The Syllabus with its companion encyclical cannot be set aside as if they had lost their relevance, belonging to a now-superseded “Constantinian” or “integrist” phase.[8] The Syllabus continues to serve the purpose for which it was promulgated in 1864: putting the Catholic world on its guard against the profane, materialistic, libertine axioms of the new world order that was inaugurated with the French Revolution and soon became the political program of anticlericals and anarchists, soft or hard, throughout the world. It requires no special acumen to trace lines of direct causality from the archetypal errors collected in the Syllabus to the widespread errors—if anything, more perverse and destructive—targeted more than a century later in the encyclicals of John Paul II and Benedict XVI.

Far from being an antique curiosity, Pius IX’s Syllabus of Errors is a prophetic document of major importance in the early stages of modern Catholic social teaching, and it is fair to say that it will outlive many of the wordier and woolier documents of recent decades.

 


[1] See E.E.Y. Hales, Pio Nono. A Study in European Politics and Religion in the Nineteenth Century (London: Eyre & Spottiswoode, 1954), 255–90; J. Derek Holmes, The Triumph of the Holy See. A Short History of the Papacy in the Nineteenth Century (London: Burns & Oates, 1978), 145–51.

[2] Roger Aubert, “Religious Liberty from Mirari Vos to the Syllabus,” in Historical Problems of Church Renewal, Concilium, vol. 7 (Glen Rock, NJ: Paulist Press, 1965), 97.
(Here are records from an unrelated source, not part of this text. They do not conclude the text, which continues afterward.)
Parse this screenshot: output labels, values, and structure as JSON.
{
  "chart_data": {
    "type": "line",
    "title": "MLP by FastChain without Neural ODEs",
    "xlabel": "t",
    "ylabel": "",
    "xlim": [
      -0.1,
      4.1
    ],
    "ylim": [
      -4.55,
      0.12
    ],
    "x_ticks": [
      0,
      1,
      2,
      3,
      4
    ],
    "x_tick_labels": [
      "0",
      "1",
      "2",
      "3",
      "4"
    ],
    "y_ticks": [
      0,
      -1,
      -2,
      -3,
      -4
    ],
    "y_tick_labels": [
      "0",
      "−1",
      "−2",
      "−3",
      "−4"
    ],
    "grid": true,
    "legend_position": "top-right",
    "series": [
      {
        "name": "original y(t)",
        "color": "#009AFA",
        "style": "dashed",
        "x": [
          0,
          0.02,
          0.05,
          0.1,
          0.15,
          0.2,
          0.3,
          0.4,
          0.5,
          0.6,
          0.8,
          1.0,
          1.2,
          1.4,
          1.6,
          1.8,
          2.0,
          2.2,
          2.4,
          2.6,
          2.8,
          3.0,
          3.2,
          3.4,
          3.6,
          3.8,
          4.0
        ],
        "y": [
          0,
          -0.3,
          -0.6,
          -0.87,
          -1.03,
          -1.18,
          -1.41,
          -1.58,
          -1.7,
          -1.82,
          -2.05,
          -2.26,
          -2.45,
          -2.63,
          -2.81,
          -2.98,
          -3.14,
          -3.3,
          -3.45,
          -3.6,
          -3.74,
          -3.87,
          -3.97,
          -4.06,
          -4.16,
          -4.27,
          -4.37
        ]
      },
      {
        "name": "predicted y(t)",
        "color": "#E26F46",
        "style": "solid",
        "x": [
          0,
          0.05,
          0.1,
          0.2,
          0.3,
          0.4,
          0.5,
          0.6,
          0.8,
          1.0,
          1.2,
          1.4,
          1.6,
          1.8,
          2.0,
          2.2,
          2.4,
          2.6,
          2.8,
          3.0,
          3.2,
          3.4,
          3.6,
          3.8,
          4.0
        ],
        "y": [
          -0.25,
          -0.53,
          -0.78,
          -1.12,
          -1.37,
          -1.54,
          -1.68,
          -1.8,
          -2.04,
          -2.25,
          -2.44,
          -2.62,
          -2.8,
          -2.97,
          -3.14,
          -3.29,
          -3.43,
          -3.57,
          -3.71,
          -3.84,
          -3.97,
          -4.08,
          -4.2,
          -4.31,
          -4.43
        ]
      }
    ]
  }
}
[3] See Aubert, “Religious Liberty,” 101–2; Hales, Pio Nono, 258.

[4] Aubert, 101.

[5] See my article “What Is the Catholic Intellectual Tradition?

[6] See, inter alia, Michael Davies, The Second Vatican Council and Religious Liberty (Long Prairie, Minnesota: The Neumann Press, 1992), 56–62, 267–74; Brian Harrison, Religious Liberty and Contraception (Melbourne: John XXIII Fellowship Co-op, 1988), esp. 31–61.

[7] One does find some mention of issues and policies which, being bound up with the particularities of a given society, unavoidably involve prudential judgment on the part of authorities. For example, a Catholic regime in a predominantly Catholic society should privilege the Church, but it would make little sense to say that special favor should be shown to the Church by a non-Catholic government in a pluralistic society, a scenario not envisioned in the documentary sources of the Syllabus.

[8] See Thomas Storck, Foundations of a Catholic Political Order (Springfield, VA: Four Faces Press, 1998), 21–41, 87–97; available online here.